Modern buildings tend to be high-rise and dense, and indoor lightings are extensively depending on electricity even on sunny days currently. In addition, for those existing solar lighting technologies in development, only the visible light of solar radiation has been used, with the extra spectral energy dissipated by waste heat. A solar fiber optic lighting and photovoltaic power generation system based on spectral splitting technology (SSLP) is proposed and tested in this study. The sunlight is divided into different wave bands through a spectral beam splitter, where the visible light is used for optical fiber illumination, and the near-infrared radiation is used for photovoltaic power generation. The designed SSLP system is simulated with the Monte Carlo ray tracing method, and then experimentally tested. The effects of structural parameters and tracking accuracy on the optical performances of the system are examined.

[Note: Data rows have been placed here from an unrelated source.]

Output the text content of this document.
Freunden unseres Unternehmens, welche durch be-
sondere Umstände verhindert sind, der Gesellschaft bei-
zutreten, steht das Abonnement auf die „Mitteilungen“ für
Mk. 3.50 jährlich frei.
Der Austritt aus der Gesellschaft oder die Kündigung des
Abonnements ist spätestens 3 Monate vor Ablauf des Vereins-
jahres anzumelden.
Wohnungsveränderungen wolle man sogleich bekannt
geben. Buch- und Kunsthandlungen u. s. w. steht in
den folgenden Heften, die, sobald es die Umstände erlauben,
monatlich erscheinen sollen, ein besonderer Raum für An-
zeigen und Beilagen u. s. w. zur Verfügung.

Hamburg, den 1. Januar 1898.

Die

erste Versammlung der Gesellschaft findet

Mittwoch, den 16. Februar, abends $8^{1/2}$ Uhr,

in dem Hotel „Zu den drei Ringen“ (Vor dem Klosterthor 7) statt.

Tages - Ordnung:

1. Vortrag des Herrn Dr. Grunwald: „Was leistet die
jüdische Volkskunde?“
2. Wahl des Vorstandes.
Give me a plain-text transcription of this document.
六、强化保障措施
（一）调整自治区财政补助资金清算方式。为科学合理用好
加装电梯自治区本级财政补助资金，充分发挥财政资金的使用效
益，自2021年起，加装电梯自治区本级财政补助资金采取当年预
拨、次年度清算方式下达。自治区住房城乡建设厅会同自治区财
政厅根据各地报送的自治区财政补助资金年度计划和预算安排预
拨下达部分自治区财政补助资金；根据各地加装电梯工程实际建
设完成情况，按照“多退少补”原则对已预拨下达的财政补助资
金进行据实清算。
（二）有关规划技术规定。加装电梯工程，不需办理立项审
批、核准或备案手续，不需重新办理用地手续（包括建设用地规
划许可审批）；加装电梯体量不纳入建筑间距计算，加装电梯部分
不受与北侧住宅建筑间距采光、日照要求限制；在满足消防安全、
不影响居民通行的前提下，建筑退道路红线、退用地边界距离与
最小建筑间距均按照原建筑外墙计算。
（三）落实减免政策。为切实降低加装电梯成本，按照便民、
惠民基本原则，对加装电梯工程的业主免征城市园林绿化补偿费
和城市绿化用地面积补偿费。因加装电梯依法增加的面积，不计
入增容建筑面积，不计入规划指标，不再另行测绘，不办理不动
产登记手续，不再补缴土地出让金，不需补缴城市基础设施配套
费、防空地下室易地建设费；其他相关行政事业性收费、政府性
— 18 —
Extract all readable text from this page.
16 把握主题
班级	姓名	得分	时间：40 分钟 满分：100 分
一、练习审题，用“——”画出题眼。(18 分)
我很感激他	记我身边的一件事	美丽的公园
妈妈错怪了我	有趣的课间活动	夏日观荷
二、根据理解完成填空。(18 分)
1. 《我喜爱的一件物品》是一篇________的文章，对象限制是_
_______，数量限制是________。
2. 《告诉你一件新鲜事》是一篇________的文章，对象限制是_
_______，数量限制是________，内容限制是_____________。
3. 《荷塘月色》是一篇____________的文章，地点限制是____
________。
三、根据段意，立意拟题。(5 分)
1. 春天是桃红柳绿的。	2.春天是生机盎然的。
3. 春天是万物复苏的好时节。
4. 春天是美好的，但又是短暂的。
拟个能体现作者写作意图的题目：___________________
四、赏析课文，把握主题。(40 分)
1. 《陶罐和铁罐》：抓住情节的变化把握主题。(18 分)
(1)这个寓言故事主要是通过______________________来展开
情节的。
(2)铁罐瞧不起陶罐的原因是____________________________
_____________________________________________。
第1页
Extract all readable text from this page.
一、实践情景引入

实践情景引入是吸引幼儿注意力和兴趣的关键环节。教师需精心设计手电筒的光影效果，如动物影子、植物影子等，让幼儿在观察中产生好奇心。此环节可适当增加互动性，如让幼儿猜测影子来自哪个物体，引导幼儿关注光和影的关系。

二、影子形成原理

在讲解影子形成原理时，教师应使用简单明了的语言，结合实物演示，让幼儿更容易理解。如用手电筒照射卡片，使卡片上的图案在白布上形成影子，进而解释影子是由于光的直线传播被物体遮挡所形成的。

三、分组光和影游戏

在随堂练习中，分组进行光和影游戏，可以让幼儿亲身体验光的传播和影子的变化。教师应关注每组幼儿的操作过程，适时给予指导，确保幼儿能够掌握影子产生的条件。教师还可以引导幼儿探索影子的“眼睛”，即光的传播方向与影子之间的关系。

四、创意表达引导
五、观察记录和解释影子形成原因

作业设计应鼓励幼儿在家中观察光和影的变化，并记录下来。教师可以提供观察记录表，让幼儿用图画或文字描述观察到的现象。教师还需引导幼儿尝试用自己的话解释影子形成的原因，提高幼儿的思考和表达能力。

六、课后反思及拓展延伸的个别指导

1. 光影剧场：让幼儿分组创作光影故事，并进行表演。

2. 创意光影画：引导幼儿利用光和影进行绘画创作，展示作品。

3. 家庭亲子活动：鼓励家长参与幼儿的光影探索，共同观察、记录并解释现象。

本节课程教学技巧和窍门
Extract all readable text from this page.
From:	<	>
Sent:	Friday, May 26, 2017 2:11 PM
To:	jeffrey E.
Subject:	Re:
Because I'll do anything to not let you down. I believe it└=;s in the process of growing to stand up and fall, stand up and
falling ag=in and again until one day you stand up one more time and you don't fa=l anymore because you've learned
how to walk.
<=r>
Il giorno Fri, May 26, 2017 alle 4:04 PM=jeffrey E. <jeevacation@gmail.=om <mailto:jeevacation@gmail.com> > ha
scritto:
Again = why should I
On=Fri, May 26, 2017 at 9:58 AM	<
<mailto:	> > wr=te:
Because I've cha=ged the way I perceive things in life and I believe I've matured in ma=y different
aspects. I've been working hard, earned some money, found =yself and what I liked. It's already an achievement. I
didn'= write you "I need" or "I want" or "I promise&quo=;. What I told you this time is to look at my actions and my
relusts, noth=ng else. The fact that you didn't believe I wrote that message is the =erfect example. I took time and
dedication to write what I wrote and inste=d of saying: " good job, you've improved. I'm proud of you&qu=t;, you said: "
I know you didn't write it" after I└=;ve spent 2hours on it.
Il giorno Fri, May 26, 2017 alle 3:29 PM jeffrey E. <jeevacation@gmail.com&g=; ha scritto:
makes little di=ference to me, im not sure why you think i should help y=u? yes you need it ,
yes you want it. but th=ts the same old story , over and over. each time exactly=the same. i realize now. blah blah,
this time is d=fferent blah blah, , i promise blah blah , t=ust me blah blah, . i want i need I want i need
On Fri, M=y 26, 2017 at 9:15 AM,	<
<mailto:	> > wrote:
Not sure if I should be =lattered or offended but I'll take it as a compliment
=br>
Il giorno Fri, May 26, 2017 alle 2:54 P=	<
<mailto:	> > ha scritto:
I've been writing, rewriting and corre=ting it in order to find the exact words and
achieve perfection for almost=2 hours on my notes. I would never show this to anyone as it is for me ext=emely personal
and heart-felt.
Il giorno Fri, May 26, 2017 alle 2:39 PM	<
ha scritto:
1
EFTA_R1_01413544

The experimental results show that the sunlight transmitted to the room using optical fiber is bright and comfortable, with an average lighting efficiency of 15.1 %; meanwhile, the average power generation efficiency of the system is about 6.1 %, reaching one-third of the value of conventional PV modules. When the output luminous flux is converted by the luminous efficiency of fluorescent lamps, the overall average efficiency of the system can reach to 29.5 %; when converted by LED lamps, the overall average efficiency can reach to 25.4 %, which are both more efficient than the conventional PV power generation. Taking the solar radiation conditions in Beijing as an example, when the sunlight collection area of the system is 1 m2, it can provide 8 h of sunlight illumination of 500 lx per day for a room of 19.7 m2, while the daily generated electricity can be provided to the LED lamps to extend the lighting time by 2.5 h.